While Tandy didn’t witness herself running at the sign of trouble, you have to believe there’s a part of her that recognized it in some way. Like maybe she felt it. Because instead of running away, like she planned on, Tandy decides to stay and face things head-on. She goes to O’Reilly and wants to come forward about the sexual assault. While that proved to be something the corrupt police eliminated, Tandy did decide to stay in the wake of trouble instead of running. I’d count that as progress.
Good Police & Bad Police
Cloak & Dagger isn’t afraid to tackle the social injustices that plague our world. Police corruption was one of those injustices that took center stage in the premiere and will no doubt carry through the rest of this season as Tyrone tries to get justice for his brother Billy’s death.
We’re told that the police are the good guys. And while some might be afraid to see it, there is a problem when it comes to police and racism. How a white man can be shooting up a place and they try to take him into custody. How a black man can be standing and an explosion goes off and a cop fires bullets into his body. It’s sick. It’s wrong. But it’s reality.

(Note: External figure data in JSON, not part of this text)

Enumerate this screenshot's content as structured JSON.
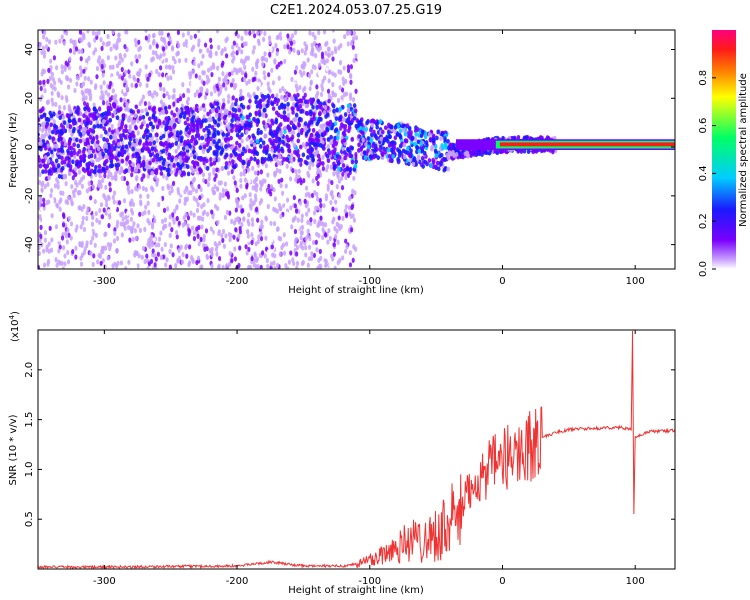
{
  "title": "C2E1.2024.053.07.25.G19",
  "chart_data": [
    {
      "type": "heatmap",
      "xlabel": "Height of straight line (km)",
      "ylabel": "Frequency (Hz)",
      "xlim": [
        -350,
        130
      ],
      "ylim": [
        -50,
        48
      ],
      "x_ticks": [
        -300,
        -200,
        -100,
        0,
        100
      ],
      "y_ticks": [
        -40,
        -20,
        0,
        20,
        40
      ],
      "colorbar": {
        "label": "Normalized spectral amplitude",
        "range": [
          0,
          1
        ],
        "ticks": [
          0.0,
          0.2,
          0.4,
          0.6,
          0.8
        ],
        "colors": [
          "#ffffff",
          "#c8a0ff",
          "#7a00ff",
          "#1a1aff",
          "#00ccff",
          "#00ff66",
          "#ffff00",
          "#ff8800",
          "#ff1a1a",
          "#ff0080"
        ]
      },
      "features": {
        "dominant_frequency_track": [
          {
            "x": -330,
            "y": 2
          },
          {
            "x": -280,
            "y": 4
          },
          {
            "x": -240,
            "y": 2
          },
          {
            "x": -200,
            "y": 6
          },
          {
            "x": -160,
            "y": 8
          },
          {
            "x": -120,
            "y": 4
          },
          {
            "x": -80,
            "y": 2
          },
          {
            "x": -40,
            "y": -2
          },
          {
            "x": 0,
            "y": 1
          },
          {
            "x": 50,
            "y": 1
          },
          {
            "x": 100,
            "y": 1
          },
          {
            "x": 130,
            "y": 1
          }
        ],
        "strong_band_start_km": -35
      }
    },
    {
      "type": "line",
      "xlabel": "Height of straight line (km)",
      "ylabel": "SNR (10 * v/v)",
      "scale_label": "(x10",
      "scale_exponent": "4",
      "scale_close": ")",
      "xlim": [
        -350,
        130
      ],
      "ylim": [
        0,
        24000
      ],
      "x_ticks": [
        -300,
        -200,
        -100,
        0,
        100
      ],
      "y_ticks": [
        5000,
        10000,
        15000,
        20000
      ],
      "y_tick_labels": [
        "0.5",
        "1.0",
        "1.5",
        "2.0"
      ],
      "series": [
        {
          "color": "#ee3333",
          "points": [
            [
              -350,
              200
            ],
            [
              -300,
              200
            ],
            [
              -250,
              250
            ],
            [
              -200,
              300
            ],
            [
              -175,
              700
            ],
            [
              -150,
              300
            ],
            [
              -120,
              300
            ],
            [
              -110,
              500
            ],
            [
              -100,
              900
            ],
            [
              -90,
              1500
            ],
            [
              -80,
              2300
            ],
            [
              -70,
              2800
            ],
            [
              -60,
              3000
            ],
            [
              -50,
              3500
            ],
            [
              -40,
              4500
            ],
            [
              -30,
              6000
            ],
            [
              -25,
              8000
            ],
            [
              -20,
              9000
            ],
            [
              -15,
              9500
            ],
            [
              -10,
              10000
            ],
            [
              -5,
              10500
            ],
            [
              0,
              11000
            ],
            [
              5,
              11300
            ],
            [
              10,
              11800
            ],
            [
              15,
              12000
            ],
            [
              20,
              12300
            ],
            [
              25,
              12800
            ],
            [
              30,
              13200
            ],
            [
              40,
              13700
            ],
            [
              50,
              14000
            ],
            [
              60,
              14100
            ],
            [
              70,
              14100
            ],
            [
              80,
              14200
            ],
            [
              90,
              14200
            ],
            [
              97,
              14000
            ],
            [
              98,
              24000
            ],
            [
              99,
              5500
            ],
            [
              100,
              13200
            ],
            [
              110,
              13800
            ],
            [
              130,
              13900
            ]
          ]
        }
      ]
    }
  ]
}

But the thing about police corruption is that, while it’s completely real and completely an issue that needs to resolved, it doesn’t run all the way through. It’s not all police. But the fact that the police, an agency that’s supposed to keep us safe and protect the law, has members that don’t abide by the rules shines a light on the wrong. That’s the thing with Cloak & Dagger. Detective Connors is an example of corrupt police. He shot and killed Tyrone’s brother, without just cause, and got away with it.
Enter Detective O’Reilly, who is the counterpart of Connors in every way. While she’s investigating what happened with Rick getting stabbed (by Tandy), she immediately picks up on obvious signs of sexual assault. Her first instinct isn’t to blame the girl gone missing. Her first instinct is to protect the victim after noticing those signs of assault. So when she goes after Tandy, it’s to help her not arrest her. Now, if she got wind of Tandy’s lifestyle then that’s a different story.
But I really appreciate how Cloak & Dagger isn’t just highlighting the corrupt police. They’re highlighting the ones that do good. That will fight for the innocent. That came to a head when Connors approached O’Reilly with a license and a reasoning that Tandy’s case had been ruled an accidental mugging. Even though the evidence points to sexual assault, says O’Reilly. More proof that there’s corruption in law enforcement. But also proof that there are people like O’Reilly that truly want to protect the innocent. And punish the guilty. The right way.
Cloak & Dagger airs Thursdays at 8/7c on Freeform.